Ukraine’s first lady, Olena Zelenska, spoke in a recorded video and Ukraine’s U.N. ambassador, Sergiy Kyslytsya, spoke in person.
Graves choked up as she told the audience about her husband, Dr. Robert Montgomery, going to Ukraine to assist aid efforts and returning a day earlier.
The audience included Jamala, a Ukrainian singer whose “1944” won the 2016 Eurovision Song Contest. The Ukrainian Chorus Dumka of New York sang Ukraine’s national anthem and filled the aisles for the closing number, “Somewhere” from Bernstein’s “West Side Story.” Many of the performers joined in a rare moment when Kissin and Midori sang in performance.

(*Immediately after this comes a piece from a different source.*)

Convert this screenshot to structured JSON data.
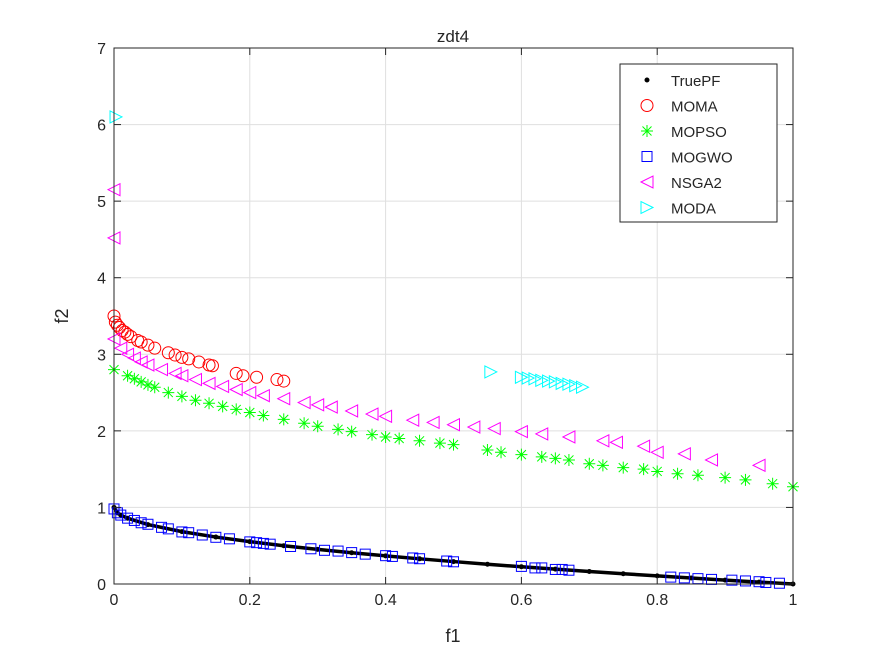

“All of us at Carnegie Hall felt that we had to do everything in our power to bring together as many people as possible in support of the Ukrainian people,” Carnegie Hall executive director Clive Gillinson said.
“They’re also fighting for every single nation in the world that dares to question the right of a powerful nation to abuse its power by seeking to decide their future for them and, if they refuse, doing what they can to destroy them.”
The performance was preceded by about 30 minutes of speeches about the war and the efforts of Ukraine to fend off Russian’s invasion.
“We will do everything, and when I say everything, I mean everything in our power, to defend Ukraine, to defends its people and to defend its culture,” said Linda Thomas-Greenfield. U.S. ambassador to the United Nations.
Carnegie Hall intends to raise additional money from a web stream of the performances.
Before a backdrop in blue and yellow, the colors of Ukraine’s flag, Graves and McLorin Salvant wore yellow dresses, and Leonard wore a blue dress with a sunflower in her hair. Four pots of sunflowers were arranged on the stage.
Highlights included Warren’s soaring “The Impossible Dream (The Quest)” from Mitch Leigh’s “The Man of La Mancha,” Warren and Vosk performing Carole Bayer Sager’s “Prayer,” Perlman and Kissin performing John Williams’ theme from “Schindler’s List,” and Kissin’s impassioned rendition of Chopin’s Scherzo No. 2 in B-flat minor.